Circulation weather types as a key factor on runoff initiation and sediment detachment in Mediterranean shrublands

Abstract

In this research, the circulation weather types (CWTs) associated with individual surface pressure data at different atmospheric heights were used to correlate and quantify soil erosion events collecting soil loss (g m-2), runoff (l m-2) and sediment concentration (g L-1) using field plots and sediment collectors. Representative Mediterranean shrubland, located at Sierra de Enguera (Eastern Spain), was used as a case study where 213 rainfall episodes and related soil loss events were recorded for the 2010-2014 period.

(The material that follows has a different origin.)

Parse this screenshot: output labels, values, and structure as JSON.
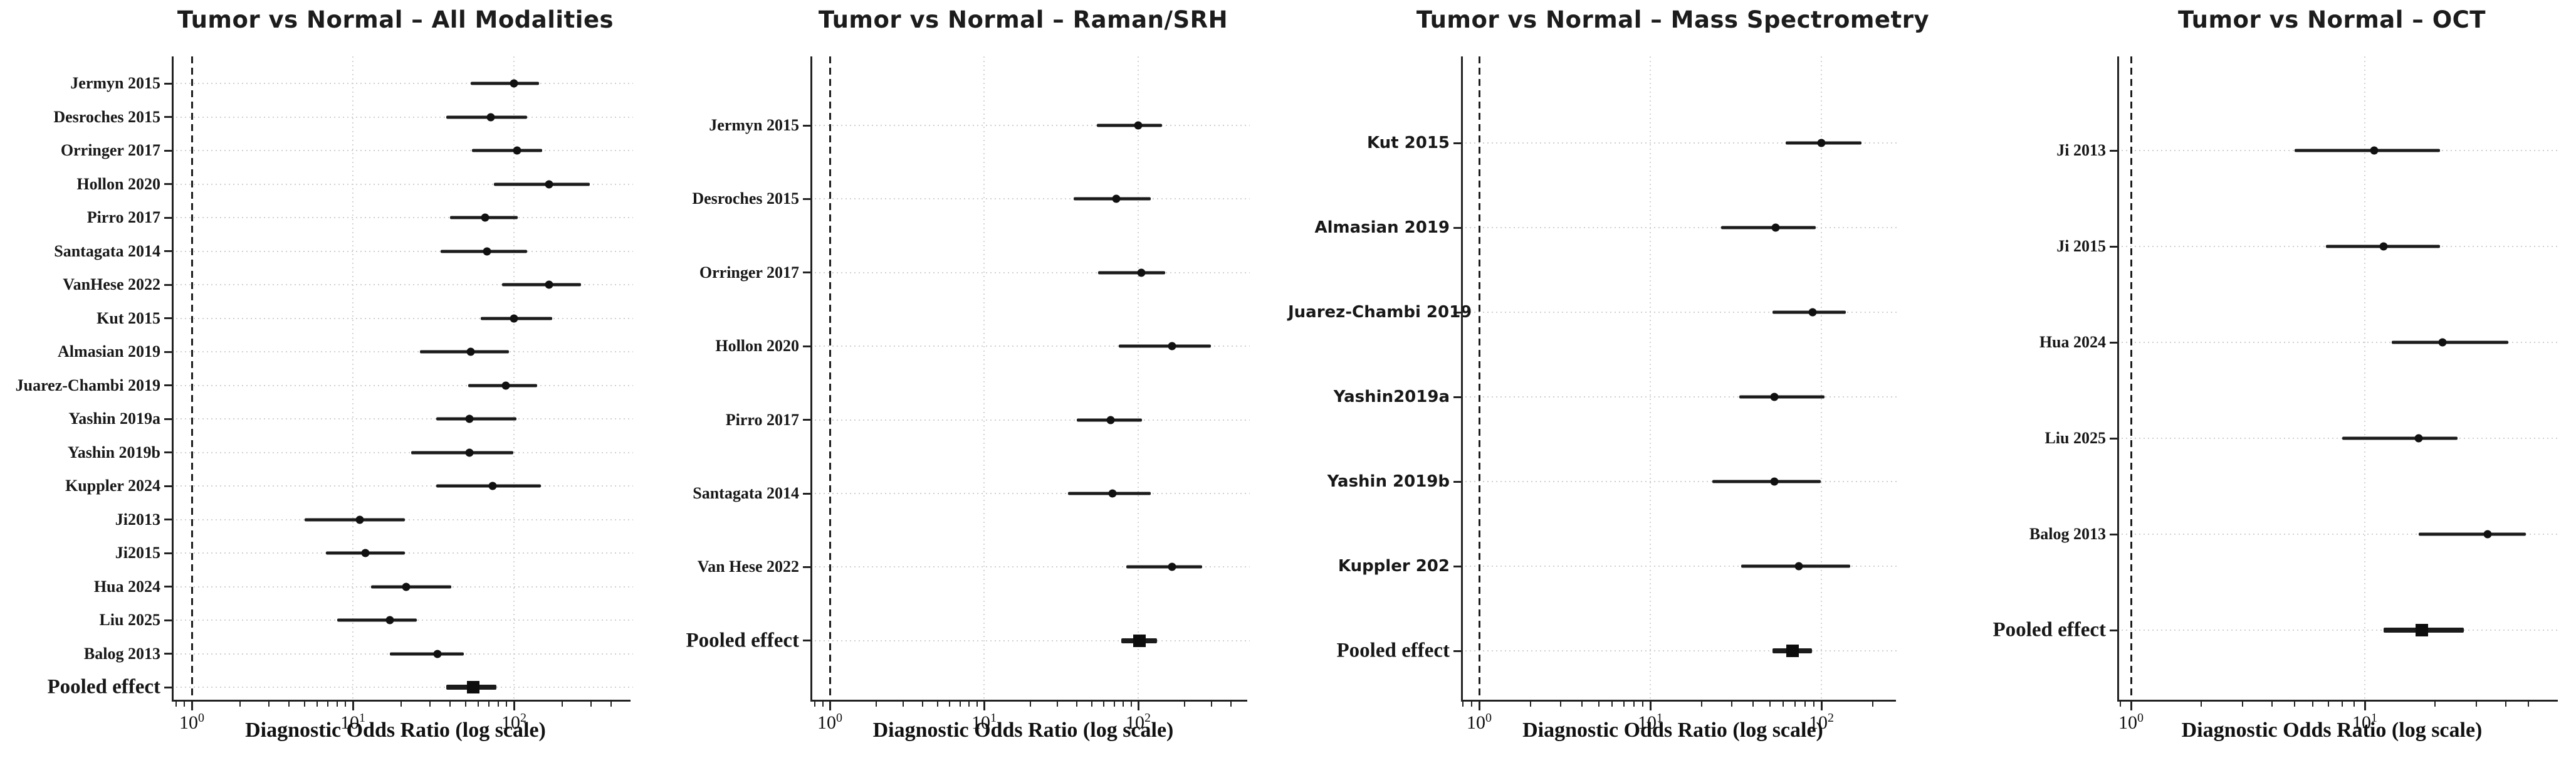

Average annual precipitation of 544 mm was registered, summarizing a total of 2,720.1 mm for the five years of the research period. A total of 34.4% of the registered precipitation events ranged from 10 to 29.9 mm, 23.5% from 30 to 49.9 mm, and 15.9% from 50 to 99.9 mm. The dynamic low-pressure with fronts (DLp+f) CWT was found to generate the highest precipitation amount reaching 60.6% of the total precipitation (105 of the 213 events). Over a third (35%) of the precipitation events occurred during Eastern CWT, which accounted for 48% of the total precipitation with average values of 17.6 mm per event. From the total runoff, 65.6% was related to the combined Eastern and cold drops (CD) CWT. The DLp+f CWT was found to produce 48.9% of sediment mobilization, of which 73.5% of this amount was generated by Eastern CWT. The highest sediment concentration event was found for the southern CWT under thermal low-pressure (TLp) reaching 51.65 g L-1, followed by A (anticyclones) with the Eastern CWT (42.23 g L-1). As a whole, the southern is the CWT generating the highest average sediment concentration (28.66 g L-1), followed by Easter CWT. Our findings suggest that CWTs contribute to foreseeing the periods with the highest soil losses and may help to prevent them. We discuss the need to analyse the changes in soil erosion rates due to CWT to better characterize the soil erosion process and assess the soil erosion rates, improve the current soil erosion models and investigate how climate change is changing the role CWT plays in runoff initiation and sediment delivery.